O som começa a rolar às 19h. E vem das cercanias do Copa Palace, já que uma parte dos ritmistas sai do Leme e a outra sai do Posto 6, num desfile pela orla, que termina com o encontro no palco. E tudo terminando em clássico: ao final, o maestro Isaac Karabtchevsky une-se aos sambistas comandando a Orquestra Petrobras Sinfônica, com 59 músicos. E com as participações de Alcione, Diogo Nogueira, Iza e Martinho da Vila cantando um repertório clássico de sambas.

SEM COMPETIÇÃO

O evento é uma realização da Prefeitura do Rio e uma idealização da mesma empresa que faz o Réveillon de Copa. Sócio da SRCOM, Abel Gomes criou o evento e diz que o conceito também é o "abraço". Mas um abraço coletivo das escolas de samba, e das coirmãs com a população do Rio.

"Gosto dessa coisa de união, de confraternização, e a ideia era que todas as escolas estivessem unidas e misturadas. E como o coração da escola de samba é a bateria, fiz um grande desfile de baterias. Vamos ter o maior coral aberto do mundo, já que esperamos 200 mil pessoas", conta Abel. "Todos vão cantar os sambas de todas as escolas. Não é um momento de competição, mas de união. E o Rio tem essa coisa da alegria, de gostar de abraço, de beijo".

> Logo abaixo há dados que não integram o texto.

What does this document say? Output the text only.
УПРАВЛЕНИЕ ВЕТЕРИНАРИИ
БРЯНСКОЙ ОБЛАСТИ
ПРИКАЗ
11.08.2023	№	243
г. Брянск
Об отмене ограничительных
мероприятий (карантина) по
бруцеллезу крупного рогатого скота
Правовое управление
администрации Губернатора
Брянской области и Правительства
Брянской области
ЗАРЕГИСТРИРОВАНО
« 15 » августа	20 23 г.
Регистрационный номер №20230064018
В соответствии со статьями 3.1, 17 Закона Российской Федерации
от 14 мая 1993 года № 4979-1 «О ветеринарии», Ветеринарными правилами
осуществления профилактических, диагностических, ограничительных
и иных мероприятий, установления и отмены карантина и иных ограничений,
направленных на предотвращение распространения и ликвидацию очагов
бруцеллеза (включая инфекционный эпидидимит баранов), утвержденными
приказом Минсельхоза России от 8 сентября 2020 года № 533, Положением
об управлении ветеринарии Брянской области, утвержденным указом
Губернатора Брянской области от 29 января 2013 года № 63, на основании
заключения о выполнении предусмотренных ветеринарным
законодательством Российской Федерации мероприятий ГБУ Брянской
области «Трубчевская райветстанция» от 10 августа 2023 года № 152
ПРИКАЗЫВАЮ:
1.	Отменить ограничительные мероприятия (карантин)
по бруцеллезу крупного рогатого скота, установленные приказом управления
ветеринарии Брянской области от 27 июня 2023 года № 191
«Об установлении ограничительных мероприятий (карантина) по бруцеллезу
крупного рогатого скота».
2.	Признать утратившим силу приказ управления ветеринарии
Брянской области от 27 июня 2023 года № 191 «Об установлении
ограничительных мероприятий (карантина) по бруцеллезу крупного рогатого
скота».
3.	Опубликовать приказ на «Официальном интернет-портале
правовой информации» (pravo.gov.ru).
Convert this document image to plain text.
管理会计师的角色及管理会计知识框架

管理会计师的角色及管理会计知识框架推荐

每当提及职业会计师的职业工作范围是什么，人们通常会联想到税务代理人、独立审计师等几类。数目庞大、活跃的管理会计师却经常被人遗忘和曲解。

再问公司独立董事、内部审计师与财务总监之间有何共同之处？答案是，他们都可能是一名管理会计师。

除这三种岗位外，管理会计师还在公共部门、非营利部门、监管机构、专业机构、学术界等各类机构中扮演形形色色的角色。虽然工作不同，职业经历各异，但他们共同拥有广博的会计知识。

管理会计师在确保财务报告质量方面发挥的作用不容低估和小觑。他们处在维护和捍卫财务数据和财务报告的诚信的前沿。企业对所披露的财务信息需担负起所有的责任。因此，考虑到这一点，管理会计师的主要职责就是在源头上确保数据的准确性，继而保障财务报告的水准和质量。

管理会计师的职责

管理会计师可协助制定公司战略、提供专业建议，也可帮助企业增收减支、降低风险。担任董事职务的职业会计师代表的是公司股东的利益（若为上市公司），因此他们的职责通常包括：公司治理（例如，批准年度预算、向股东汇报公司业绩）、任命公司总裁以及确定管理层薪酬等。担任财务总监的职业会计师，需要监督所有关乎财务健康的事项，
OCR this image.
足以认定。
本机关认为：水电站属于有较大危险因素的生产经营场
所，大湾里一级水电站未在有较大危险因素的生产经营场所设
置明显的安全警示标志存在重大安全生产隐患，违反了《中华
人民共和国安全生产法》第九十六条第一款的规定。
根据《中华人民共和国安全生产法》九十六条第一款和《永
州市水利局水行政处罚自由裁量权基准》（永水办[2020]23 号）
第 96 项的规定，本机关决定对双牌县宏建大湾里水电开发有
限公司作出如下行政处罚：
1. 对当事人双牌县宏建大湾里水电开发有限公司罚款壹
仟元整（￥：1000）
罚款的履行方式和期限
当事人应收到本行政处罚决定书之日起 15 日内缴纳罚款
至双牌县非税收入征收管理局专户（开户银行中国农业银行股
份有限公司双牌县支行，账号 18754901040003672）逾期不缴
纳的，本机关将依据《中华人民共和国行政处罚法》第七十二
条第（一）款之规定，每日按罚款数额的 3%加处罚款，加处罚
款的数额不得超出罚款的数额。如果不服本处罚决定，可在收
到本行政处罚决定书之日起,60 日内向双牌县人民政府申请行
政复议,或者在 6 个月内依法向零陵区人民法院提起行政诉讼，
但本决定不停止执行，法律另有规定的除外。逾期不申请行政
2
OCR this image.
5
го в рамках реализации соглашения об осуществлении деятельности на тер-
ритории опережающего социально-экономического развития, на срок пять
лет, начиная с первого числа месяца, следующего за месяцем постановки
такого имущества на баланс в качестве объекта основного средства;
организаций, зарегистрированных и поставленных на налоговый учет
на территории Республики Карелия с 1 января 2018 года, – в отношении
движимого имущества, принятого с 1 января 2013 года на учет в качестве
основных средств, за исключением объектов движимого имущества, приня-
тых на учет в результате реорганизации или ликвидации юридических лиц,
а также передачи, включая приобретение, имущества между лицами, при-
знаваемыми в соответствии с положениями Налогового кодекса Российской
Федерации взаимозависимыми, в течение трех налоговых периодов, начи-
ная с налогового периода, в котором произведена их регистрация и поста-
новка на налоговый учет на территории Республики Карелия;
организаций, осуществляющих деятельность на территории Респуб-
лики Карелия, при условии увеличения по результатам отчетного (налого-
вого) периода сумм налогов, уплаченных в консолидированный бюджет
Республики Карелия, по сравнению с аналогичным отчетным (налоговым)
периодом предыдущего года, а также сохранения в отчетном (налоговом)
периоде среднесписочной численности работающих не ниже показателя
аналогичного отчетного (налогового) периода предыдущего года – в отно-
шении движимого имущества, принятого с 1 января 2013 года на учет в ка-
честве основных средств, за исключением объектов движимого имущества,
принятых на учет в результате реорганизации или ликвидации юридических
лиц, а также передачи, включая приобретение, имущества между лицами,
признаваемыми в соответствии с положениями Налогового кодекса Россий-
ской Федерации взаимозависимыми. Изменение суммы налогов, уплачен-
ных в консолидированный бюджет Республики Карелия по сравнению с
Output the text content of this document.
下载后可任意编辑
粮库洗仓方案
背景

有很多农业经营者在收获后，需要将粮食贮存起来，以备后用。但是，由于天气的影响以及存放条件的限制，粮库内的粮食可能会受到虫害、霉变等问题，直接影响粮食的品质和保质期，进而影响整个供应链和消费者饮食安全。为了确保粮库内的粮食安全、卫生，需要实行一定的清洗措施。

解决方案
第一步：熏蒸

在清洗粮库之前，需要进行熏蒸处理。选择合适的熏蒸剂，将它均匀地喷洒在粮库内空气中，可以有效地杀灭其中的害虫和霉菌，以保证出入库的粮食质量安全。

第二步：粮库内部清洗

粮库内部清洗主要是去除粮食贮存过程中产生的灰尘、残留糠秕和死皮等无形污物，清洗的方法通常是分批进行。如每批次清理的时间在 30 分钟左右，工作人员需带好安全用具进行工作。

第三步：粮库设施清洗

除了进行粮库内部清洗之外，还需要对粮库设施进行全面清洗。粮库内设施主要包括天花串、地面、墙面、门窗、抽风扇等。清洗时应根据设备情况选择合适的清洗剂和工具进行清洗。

"Tenho certeza de que esse evento vai surpreender a todos os cariocas e turistas que vão ficar na cidade após o Réveillon. É um encontro inédito do samba com uma orquestra sinfônica. E nesse cartão-postal que é a Praia de Copacabana", diz o prefeito Marcelo Crivella.

NO REFRÃO

O Encontro do Samba tem duas etapas. Começa com sambas-enredo clássicos como 'Bum Bum Paticumbum Prugurundum' (Império Serrano, 1982), 'Contos de Areia' (Portela, 1982), 'Festa Para Um Rei Negro' (Salgueiro, 1971) e 'Liberdade, Liberdade, Abra as Asas sobre Nós' (Imperatriz Leopoldinense, 1989). Além de outros mais recentes, como 'A Virgem dos Lábios de Mel, Iracema' (União da Ilha, 2017) e 'Soy Loco Por Ti América' (Vila Isabel, 2006). Intérpretes das escolas se dividem entre os vários sambas, ao lado de um coral.

"São sempre os refrãos dos sambas. Os intérpretes vão se alternando nas músicas e cantando o refrão. Mas os intérpretes específicos das escolas podem inserir cacos nos sambas, aquelas coisas que são características das escolas, como o 'olha a Beija-Flor aí, gente!'", conta o curador musical do evento, Guto Graça Mello. A Guto, aliás, pode ser atribuída a entrada do samba em aberturas de novelas - graças a 'Pecado Capital', de Paulinho da Viola, incluída na trama homônima de Janete Clair em 1975, e feita pelo sambista com exclusividade. "O Paulinho me perguntou qual era o prazo pra entregar a música pronta e falei: 'É pra agora! Você vai sentar na minha frente e vai compor'. E ele compôs a música na minha frente! Saímos de lá e fomos gravar", recorda.

Depois, Isaac sobe ao palco com a Orquestra, e cantores alternam-se em clássicos como 'Não Deixe O Samba Morrer' (imortalizada por Alcione e também cantada por ela no evento), 'O Show Tem Que Continuar' (do repertório do Fundo de Quintal, com Diogo), 'Canta, Canta, Minha Gente' (com o autor Martinho da Vila) e 'Brasil Pandeiro' (de Assis Valente, com Iza). No roteiro do encontro há ainda medleys de Cartola, Ataulfo Alves e Dona Ivone Lara.

"E no final do evento tem uma versão de 'A Voz do Morro', de Zé Kéti, com todos os cantores, a banda-base, os ritmistas e a orquestra. O arranjo é do maestro Tutuca Borba. Põe o nome dele aí, que ele tá aqui na minha frente!", brinca Guto, por telefone, falando do maestro e tecladista que pode ser visto também na banda de Roberto Carlos.